“The worst thing about it all was the fact that it had to be done under the incessant fire of the Austrian artillery. I provided for the men as best I could by putting them in galleries, where they were at least able to get their rest in comparative safety. My own headquarters were in a little shed in the lee of a big rock. When the enemy finally found out what we were up to they celebrated their discovery by a steady bombardment which lasted for fourteen days without interruption. During a certain forty-two hours of that fortnight there was, by actual count, an average of thirty-eight shells a minute exploding on our little position. With all the protection it was possible to provide, the strain became such that I found it advisable to change the battalion holding our portion of the summit every week. Did I have any respite myself? Well, hardly; or, rather, not until I had to.

“We were constantly confronted with new and perplexing problems—things which no one had ever been called upon to solve before—most of them in connection with transportation. How we contrived to surmount one of these I shall never forget. The Austrians had performed a brave and audacious feat in emplacing one of their batteries at a certain point, the fire from which threatened to make our position absolutely untenable. The location of this battery was so cunningly chosen that not a single one of our guns could reach it, and yet we had to silence it—and for good—if we were going to go on with our work. The only point from which we could fire upon these destructive guns was so exposed that any artillery we might be able to mount there could only count on the shortest shrift under the fire of the hundred or more ‘heavies’ that the Austrians would be able to concentrate upon it. And yet (I figured), well employed, these few minutes might prove enough to do the work in. As there was no other alternative, I decided to chance it.

“And then there arose another difficulty. The smallest gun that would stand a chance of doing the job cut out for it weighed 120 kilos—about 260 pounds; this just for the gun alone, with all detachable parts removed. But the point where the gun was to be mounted was so exposed that there was no chance of rigging up a cable-way, while the incline was so steep and rough that it was out of the question trying to drag it up with ropes. Just as we were on the verge of giving up in despair, one of the Alpini—a man of Herculean frame who had made his living in peace-time by breaking chains on his chest and performing other feats of strength—came and suggested that he be allowed to carry the gun up on his shoulder. Grasping at a straw, I let him indulge in a few ‘practice manœuvres’; but these only showed that while the young Samson could shoulder and trot off with the gun without great effort, the task of lifting himself and his burden from foothold to foothold in the crumbling rock of the seventy degree slope was too much for him.

“But out of this failure there came a new idea. Why not let my strong man simply support the weight of the gun on his shoulder—acting as a sort of ambulant gun-carriage, so to speak—while a line of men pulled him along with a rope? We rigged up a harness to equalise the pull on the broad back, and, with the aid of sixteen ordinary men, the feat was accomplished without a hitch. I am sorry to say, however, that poor Samson was laid up for a spell with racked muscles.

“The gun—with the necessary parts and munition—was taken up in the night, and at daybreak it was set up and ready for action. It fired just forty shots before the Austrian ‘heavies’ blew it—and all but one or two of its brave crew—to pieces with a rain of high-explosive. But it had done its work, and done it well. The sacrifice was not in vain. The troublesome Austrian battery was put so completely out of action that the enemy never thought it worth while to re-emplace it.

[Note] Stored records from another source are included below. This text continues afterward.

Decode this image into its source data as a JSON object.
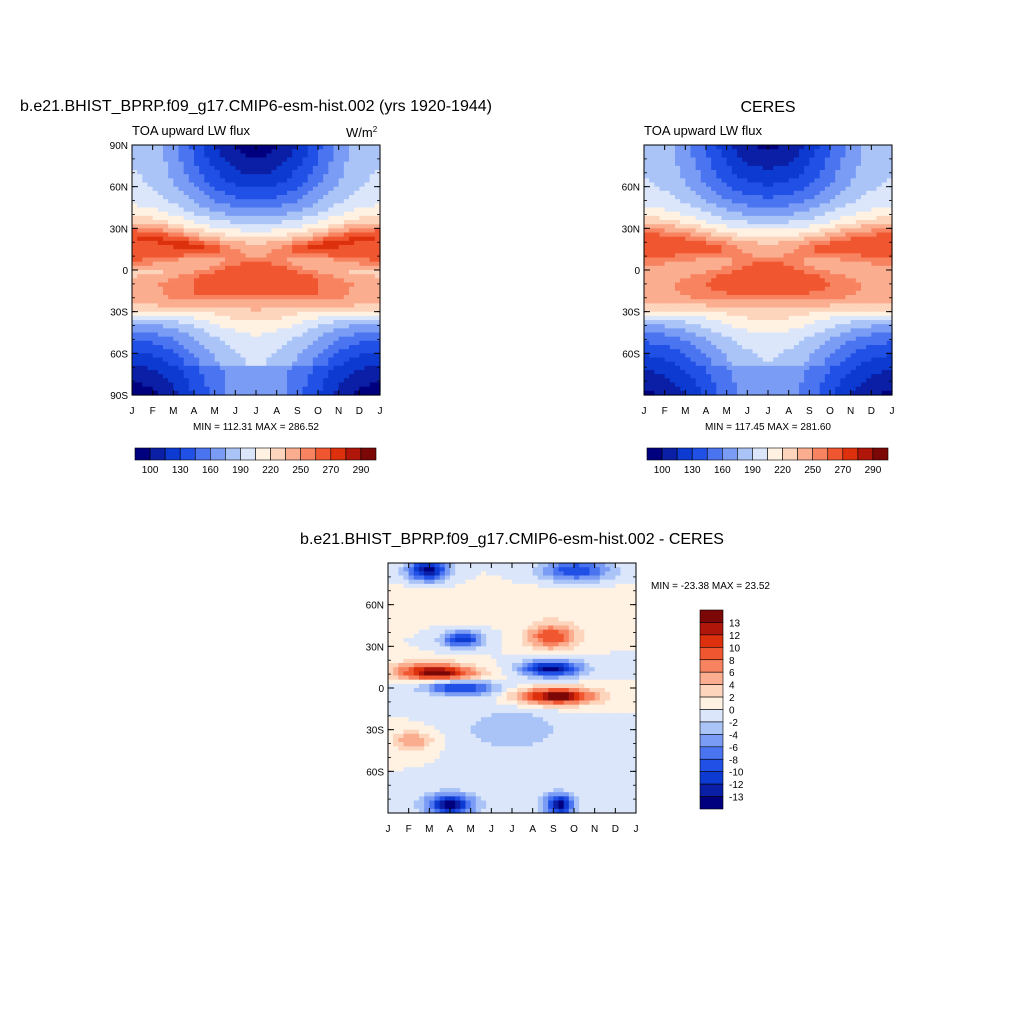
{
  "figure": {
    "left_title": "b.e21.BHIST_BPRP.f09_g17.CMIP6-esm-hist.002 (yrs 1920-1944)",
    "right_title": "CERES",
    "diff_title": "b.e21.BHIST_BPRP.f09_g17.CMIP6-esm-hist.002 - CERES"
  },
  "chart_data": [
    {
      "type": "heatmap",
      "id": "model",
      "title": "b.e21.BHIST_BPRP.f09_g17.CMIP6-esm-hist.002 (yrs 1920-1944)",
      "subtitle": "TOA upward LW flux",
      "units_prefix": "W/m",
      "units_exp": "2",
      "x_ticklabels": [
        "J",
        "F",
        "M",
        "A",
        "M",
        "J",
        "J",
        "A",
        "S",
        "O",
        "N",
        "D",
        "J"
      ],
      "y_ticklabels": [
        "90N",
        "60N",
        "30N",
        "0",
        "30S",
        "60S",
        "90S"
      ],
      "y_ticks": [
        90,
        60,
        30,
        0,
        -30,
        -60,
        -90
      ],
      "ylim": [
        -90,
        90
      ],
      "stats": "MIN = 112.31 MAX = 286.52",
      "min": 112.31,
      "max": 286.52,
      "colorbar": {
        "levels": [
          100,
          115,
          130,
          145,
          160,
          175,
          190,
          205,
          220,
          235,
          250,
          260,
          270,
          280,
          290
        ],
        "labels": [
          "100",
          "130",
          "160",
          "190",
          "220",
          "250",
          "270",
          "290"
        ],
        "colors": [
          "#00007f",
          "#0a1ea6",
          "#0d3ad0",
          "#2050e6",
          "#4a74f0",
          "#7a9cf5",
          "#abc4f8",
          "#dbe6fb",
          "#fff2e2",
          "#fdd4bc",
          "#fbae8f",
          "#f78361",
          "#f0562f",
          "#dd300c",
          "#b1160a",
          "#7c0707"
        ]
      }
    },
    {
      "type": "heatmap",
      "id": "ceres",
      "title": "CERES",
      "subtitle": "TOA upward LW flux",
      "x_ticklabels": [
        "J",
        "F",
        "M",
        "A",
        "M",
        "J",
        "J",
        "A",
        "S",
        "O",
        "N",
        "D",
        "J"
      ],
      "y_ticklabels": [
        "60N",
        "30N",
        "0",
        "30S",
        "60S"
      ],
      "y_ticks": [
        60,
        30,
        0,
        -30,
        -60
      ],
      "ylim": [
        -90,
        90
      ],
      "stats": "MIN = 117.45 MAX = 281.60",
      "min": 117.45,
      "max": 281.6,
      "colorbar": {
        "levels": [
          100,
          115,
          130,
          145,
          160,
          175,
          190,
          205,
          220,
          235,
          250,
          260,
          270,
          280,
          290
        ],
        "labels": [
          "100",
          "130",
          "160",
          "190",
          "220",
          "250",
          "270",
          "290"
        ],
        "colors": [
          "#00007f",
          "#0a1ea6",
          "#0d3ad0",
          "#2050e6",
          "#4a74f0",
          "#7a9cf5",
          "#abc4f8",
          "#dbe6fb",
          "#fff2e2",
          "#fdd4bc",
          "#fbae8f",
          "#f78361",
          "#f0562f",
          "#dd300c",
          "#b1160a",
          "#7c0707"
        ]
      }
    },
    {
      "type": "heatmap",
      "id": "diff",
      "title": "b.e21.BHIST_BPRP.f09_g17.CMIP6-esm-hist.002 - CERES",
      "x_ticklabels": [
        "J",
        "F",
        "M",
        "A",
        "M",
        "J",
        "J",
        "A",
        "S",
        "O",
        "N",
        "D",
        "J"
      ],
      "y_ticklabels": [
        "60N",
        "30N",
        "0",
        "30S",
        "60S"
      ],
      "y_ticks": [
        60,
        30,
        0,
        -30,
        -60
      ],
      "ylim": [
        -90,
        90
      ],
      "stats": "MIN = -23.38 MAX =  23.52",
      "min": -23.38,
      "max": 23.52,
      "colorbar": {
        "levels": [
          -13,
          -12,
          -10,
          -8,
          -6,
          -4,
          -2,
          0,
          2,
          4,
          6,
          8,
          10,
          12,
          13
        ],
        "labels": [
          "13",
          "12",
          "10",
          "8",
          "6",
          "4",
          "2",
          "0",
          "-2",
          "-4",
          "-6",
          "-8",
          "-10",
          "-12",
          "-13"
        ],
        "colors": [
          "#00007f",
          "#0a1ea6",
          "#0d3ad0",
          "#2050e6",
          "#4a74f0",
          "#7a9cf5",
          "#abc4f8",
          "#dbe6fb",
          "#fff2e2",
          "#fdd4bc",
          "#fbae8f",
          "#f78361",
          "#f0562f",
          "#dd300c",
          "#b1160a",
          "#7c0707"
        ]
      }
    }
  ]
}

“That is just a sample of the fantastic things we were doing all of the three months that we drove the tunnel under the summit of the Col di Lana. The last few weeks were further enlivened by the knowledge that the Austrians were countermining against us. Once they drove so near that we could feel the jar of their drills, but they exploded their mine just a few metres short of where it would have upset us for good and all. All the time work went on until, on April 17, the mine was finished, charged, and ‘tamped.’ That night, while every gun we could bring to bear rained shell upon the Austrian position, it was exploded. A crater 150 feet in diameter and sixty feet deep engulfed the ridge the enemy had occupied, and this our waiting Alpini rushed and firmly held. Feeble Austrian counter-attacks were easily repulsed, and the Col di Lana was at last completely in Italian hands.”

Colonel Garibaldi leaned back in his chair and gazed thoughtfully at the cracks in the ceiling as one whose tale is finished. The end had come rather abruptly, I thought, and I was inclined to press for further details.

“It must have been a grand sight,” I ventured—“that mountain-top blowing off into the air with hundreds of shells bursting about it. Where were you at the great moment?”

The grave face grew a shade graver, and a wistful smile softened the lines of the firm mouth.

“Not in sight of the Col di Lana, I am sorry to say,” was the reply. “My health broke down a fortnight before the end, and another officer was in command at the climax. It was one of the greatest disappointments of my life. I would have given my right hand to have been the first man into that crater. But never mind,” he concluded, rising and squaring his broad shoulders; “bigger things than the Col di Lana are ahead before this war is over, and I feel that I am not going to miss any more of them. It’s the Garibaldi way, you know, to be in at the death.”